Guest Blog by Dave Barry



The New York Times published this amazing essay by a woman named Pamela Druckerman, who used to live in Miami (she now lives in Paris) and came back to visit for a couple of weeks, then wrote about it. Here's one of the amazing paragraphs:

Most locals also don’t seem bothered that Miami is one of America’s most unequal cities, with lots of very poor people living close to rich ones. Miami’s have-nots are easy to ignore, since — if they’re not cleaning your house or parking your car — you just drive past them.

Isn't that amazing? She's here two weeks and she knows how "most locals" feel about income inequality! I've lived here almost thirty years, and I'd never claim to know that. Probably because I'm not a thinker. I'm referring to this sentence from Ms. Druckerman's essay:

And while there are some thinkers scattered around town, Miami is overrun with lawyers, jewelry designers and personal trainers, all trying to sell services to one another.

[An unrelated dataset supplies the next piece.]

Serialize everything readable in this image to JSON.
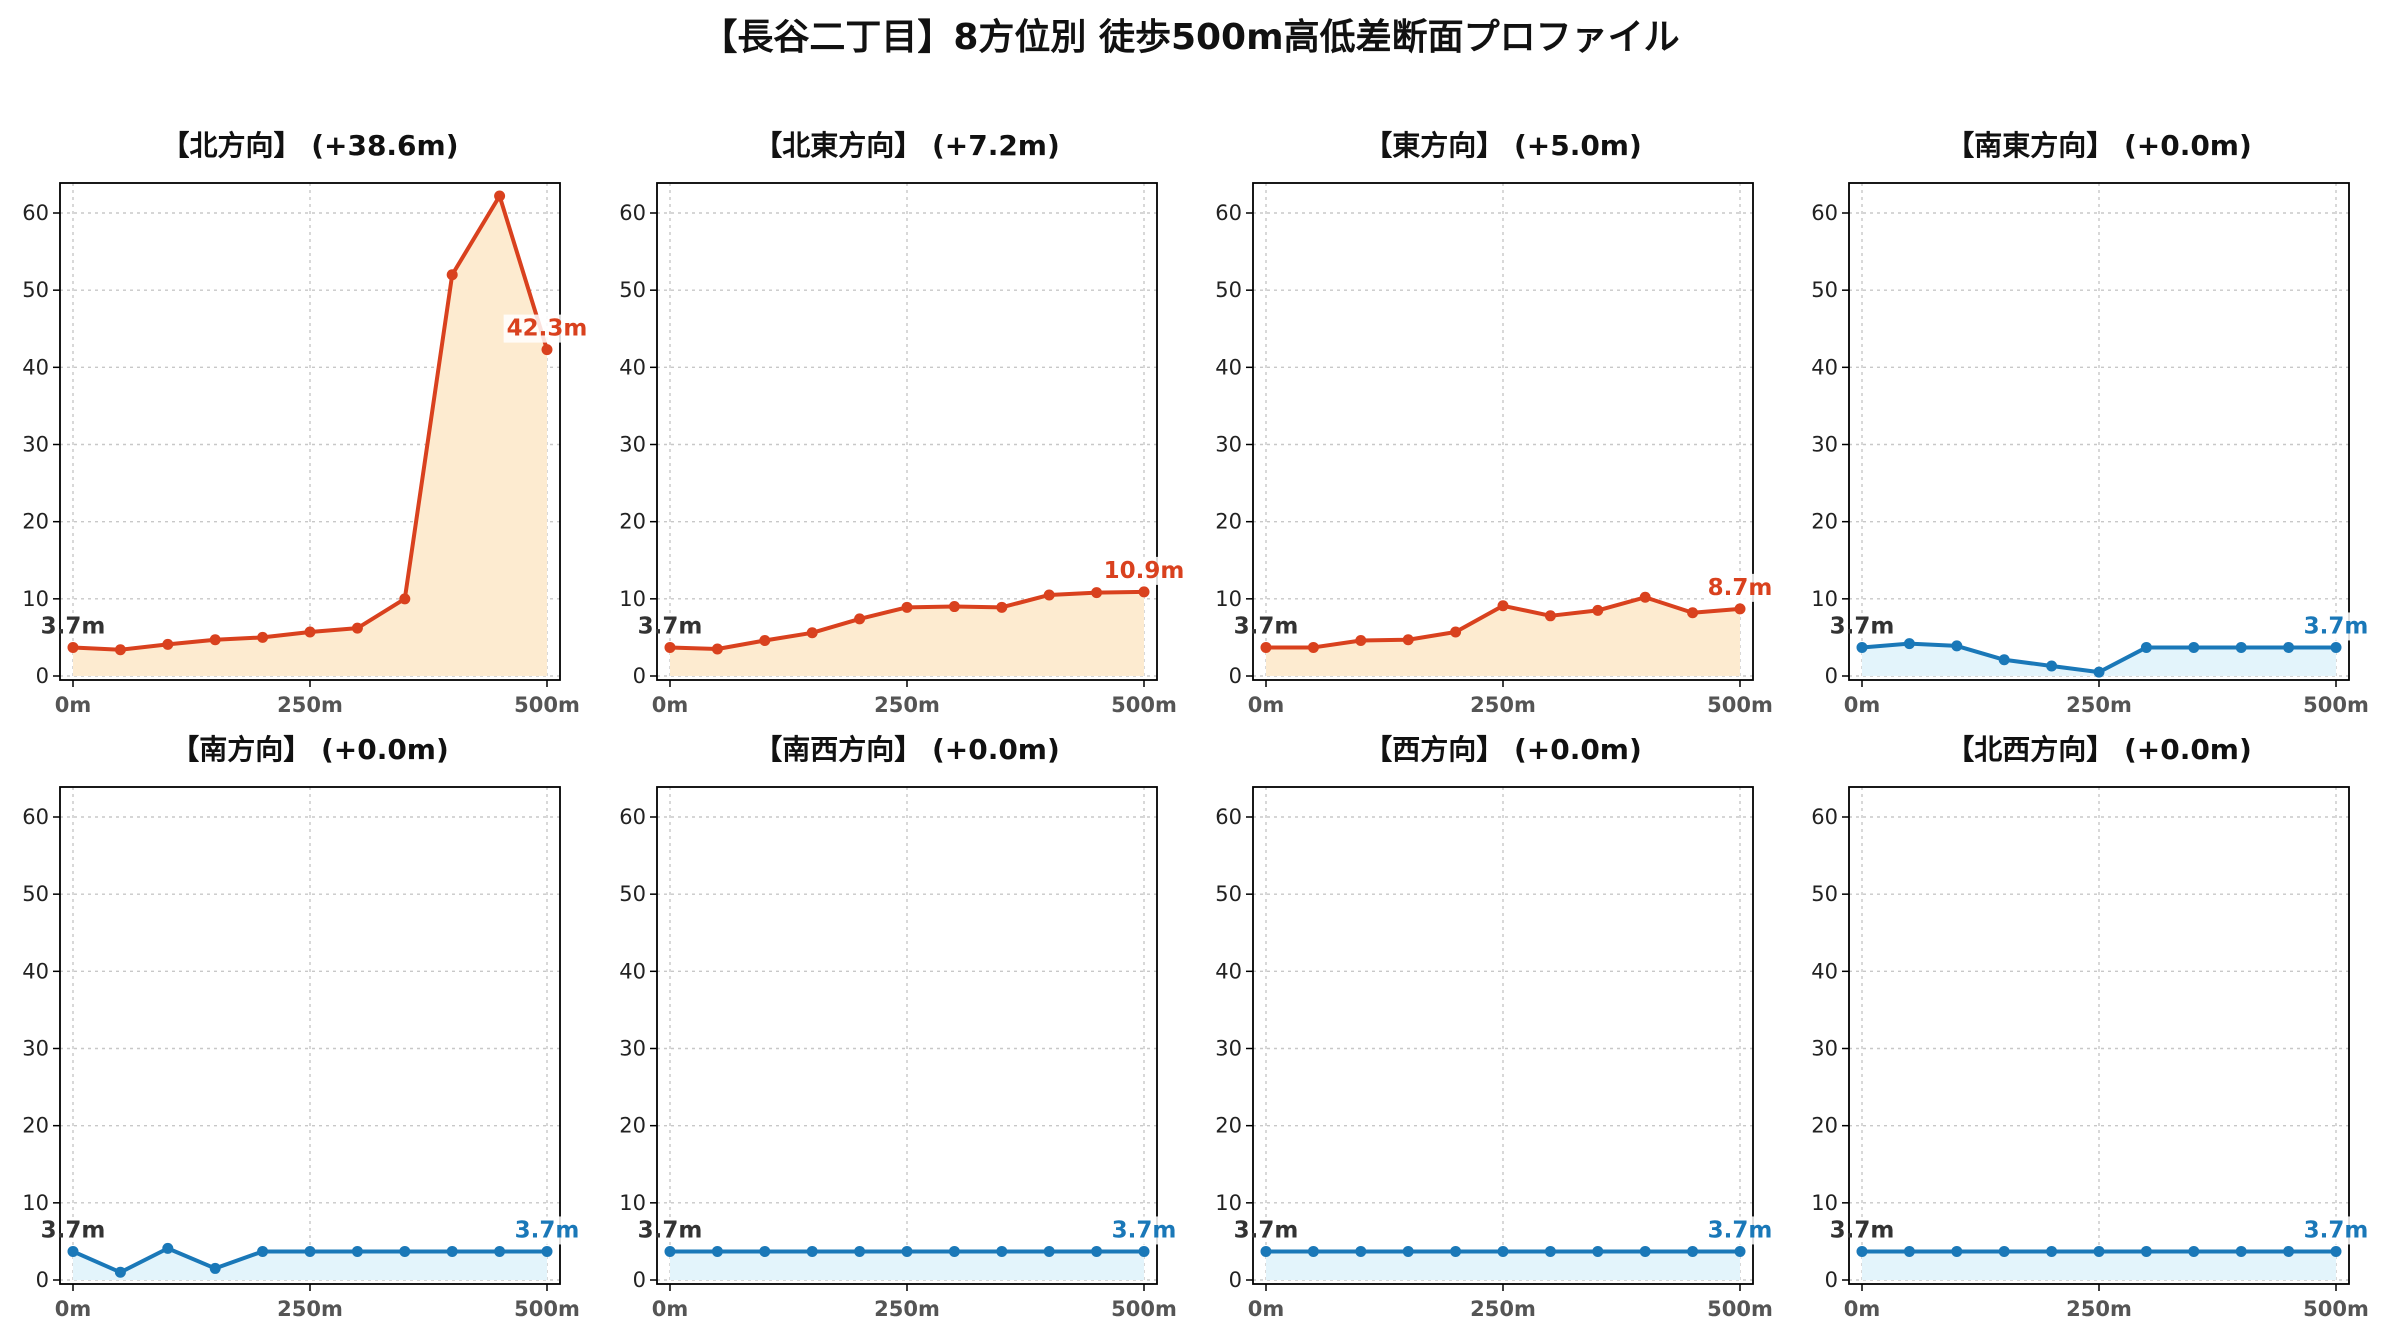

That's right: She knows who Miami's thinkers are -- all of them, apparently -- and also knows where they are! "Scattered around town."

I wish the Times had printed a map, so I could go see them.

This is from her final paragraph:

There was a lot of pleasure in Miami, but not enough surprising interactions and ideas. Miami may one day be the city for normal-looking people with semi-intellectual aspirations and a mild social conscience. But it’s not there yet.

So she's saying we have a chance! Not to be New York or Paris, of course, but some day -- if we have a few more "surprising interactions and ideas" thanks to enlightened visitors who deign to visit us -- we might develop semi-intellectual aspirations! And a "mild" social conscience!


I don't know what we would do down here without the New York Times.